Joke Pile #487




Groaner of the Week

Two boys at a summer sleepaway camp are having an argument about a foul odor in the air. "Phew!" says one boy, "That smells awful. What do you suppose that is?" The other boy says, "I think it's a skunk." "No," said the first boy, "I think it's a possum." The second boy said, "Well, there's only one way to find out. We'll set up a box trap and see for sure." The next morning, the boys checked the trap and, sure enough, there was a very still critter in the trap. It was black and had a white strip down its back but also snaggly teeth and a curly furless tail.
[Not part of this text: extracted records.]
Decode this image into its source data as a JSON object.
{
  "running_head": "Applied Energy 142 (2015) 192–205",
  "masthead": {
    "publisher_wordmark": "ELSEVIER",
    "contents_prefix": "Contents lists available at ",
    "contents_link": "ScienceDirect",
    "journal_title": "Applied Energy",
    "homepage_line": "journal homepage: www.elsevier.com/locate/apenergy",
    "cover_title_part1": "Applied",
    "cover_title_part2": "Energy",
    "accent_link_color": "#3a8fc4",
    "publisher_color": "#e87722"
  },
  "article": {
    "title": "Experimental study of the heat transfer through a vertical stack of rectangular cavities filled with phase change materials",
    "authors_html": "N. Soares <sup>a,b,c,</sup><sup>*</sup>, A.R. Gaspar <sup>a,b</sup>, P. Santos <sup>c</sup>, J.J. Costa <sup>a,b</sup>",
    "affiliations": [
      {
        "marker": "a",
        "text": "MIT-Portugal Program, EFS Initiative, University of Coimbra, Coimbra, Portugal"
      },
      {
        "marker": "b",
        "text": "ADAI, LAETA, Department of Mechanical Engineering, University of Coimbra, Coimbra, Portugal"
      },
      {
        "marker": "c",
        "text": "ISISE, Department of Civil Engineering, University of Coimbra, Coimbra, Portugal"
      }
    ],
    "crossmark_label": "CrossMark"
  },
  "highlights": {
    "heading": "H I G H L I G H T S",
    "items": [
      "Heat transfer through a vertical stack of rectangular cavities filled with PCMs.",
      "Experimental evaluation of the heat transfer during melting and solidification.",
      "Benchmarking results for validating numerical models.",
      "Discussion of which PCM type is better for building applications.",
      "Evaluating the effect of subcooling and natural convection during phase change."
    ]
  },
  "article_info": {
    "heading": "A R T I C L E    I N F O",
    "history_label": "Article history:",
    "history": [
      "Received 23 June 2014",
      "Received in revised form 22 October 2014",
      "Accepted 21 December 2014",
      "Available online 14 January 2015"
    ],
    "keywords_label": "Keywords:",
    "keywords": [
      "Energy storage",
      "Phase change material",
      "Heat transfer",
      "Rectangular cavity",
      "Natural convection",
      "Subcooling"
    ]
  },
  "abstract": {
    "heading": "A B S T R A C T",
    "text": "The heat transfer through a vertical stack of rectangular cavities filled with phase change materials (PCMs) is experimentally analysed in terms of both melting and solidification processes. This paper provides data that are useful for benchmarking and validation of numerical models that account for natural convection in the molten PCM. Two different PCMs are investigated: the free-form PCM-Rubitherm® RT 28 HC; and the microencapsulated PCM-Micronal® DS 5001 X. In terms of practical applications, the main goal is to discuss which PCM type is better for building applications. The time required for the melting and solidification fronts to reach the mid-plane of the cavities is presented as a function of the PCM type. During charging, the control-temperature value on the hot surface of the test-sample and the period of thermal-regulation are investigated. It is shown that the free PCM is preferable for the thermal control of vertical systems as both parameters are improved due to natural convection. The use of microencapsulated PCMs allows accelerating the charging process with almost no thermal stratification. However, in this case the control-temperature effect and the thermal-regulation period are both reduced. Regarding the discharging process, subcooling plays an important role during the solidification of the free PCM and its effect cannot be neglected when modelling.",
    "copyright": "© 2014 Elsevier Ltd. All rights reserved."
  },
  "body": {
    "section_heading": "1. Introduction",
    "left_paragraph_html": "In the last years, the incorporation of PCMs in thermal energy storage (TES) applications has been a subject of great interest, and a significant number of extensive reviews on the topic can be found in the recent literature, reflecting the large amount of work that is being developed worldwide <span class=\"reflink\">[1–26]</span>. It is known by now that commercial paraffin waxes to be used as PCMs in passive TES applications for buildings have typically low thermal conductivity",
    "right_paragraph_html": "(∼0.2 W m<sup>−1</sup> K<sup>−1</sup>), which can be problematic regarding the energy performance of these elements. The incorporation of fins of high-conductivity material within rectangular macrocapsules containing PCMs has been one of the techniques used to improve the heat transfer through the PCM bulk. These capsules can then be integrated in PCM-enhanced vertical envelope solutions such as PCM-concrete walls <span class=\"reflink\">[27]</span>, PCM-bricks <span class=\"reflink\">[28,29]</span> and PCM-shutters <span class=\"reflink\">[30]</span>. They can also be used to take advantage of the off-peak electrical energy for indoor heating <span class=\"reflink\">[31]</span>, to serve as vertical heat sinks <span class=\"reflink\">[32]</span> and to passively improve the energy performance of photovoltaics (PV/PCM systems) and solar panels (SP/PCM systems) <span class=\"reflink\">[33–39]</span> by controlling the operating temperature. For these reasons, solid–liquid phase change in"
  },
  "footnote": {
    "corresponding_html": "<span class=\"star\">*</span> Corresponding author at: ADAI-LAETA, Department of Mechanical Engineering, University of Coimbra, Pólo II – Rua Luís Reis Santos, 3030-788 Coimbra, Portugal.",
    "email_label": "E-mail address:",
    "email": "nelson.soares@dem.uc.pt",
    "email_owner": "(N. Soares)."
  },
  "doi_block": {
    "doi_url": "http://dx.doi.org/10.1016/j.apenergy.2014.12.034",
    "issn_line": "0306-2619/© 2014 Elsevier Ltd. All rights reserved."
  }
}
The first boy said to the other, "It looks like we are both right, it's either a possum that looks like a skunk or a skunk that's playing possum."

Things I Think I Thought

I think that it's weird that the thinnest players on the football team are called wide receivers.

I also think that football teams would be smart to hire Aldi shoppers for defense because they always get their quarter back and often have a lot of sacks.

I think that wannabe escapees in prisons must have tunnel vision.

I think that auburn-headed people owe it to their hair-red-ity.

I think scam artists are i-con-ick.

I think kids would still do that annoying parking test in a parallel universe.

I think a bar is a place where many spirits are uplifted (cheers!). 

I think the best place to meet women is halfway.

I think if a musician's feline can't get out of a hole, it is staccato!

I think the Maine thing is lobster.

I think it is off-base to say that's how most ballplayers are called out by the umps.

I think that if you want to see the Eiffel Tower well, use a periscope.

I think I have lingering doubts all week long.

I think that a rolling stone gathers no satisfaction.

I think all-you-can-eat-shrimp is better than all-you-can-eat-giants.

I think that the best you can hope for with a skin rash is to just begin to scratch the surface.

I think seeing a theatrical performance in an icy performance hall is like the band that had the hit "Yellow",  Coldplay.

I think that the estimates of balloons that have burst are highly over-inflated.

I think that many a nemesis must have a nemebro.

I think that a gunwale is the part of the pistol where the bullet comes out of.

I think the school of hard knocks needs a doorbell.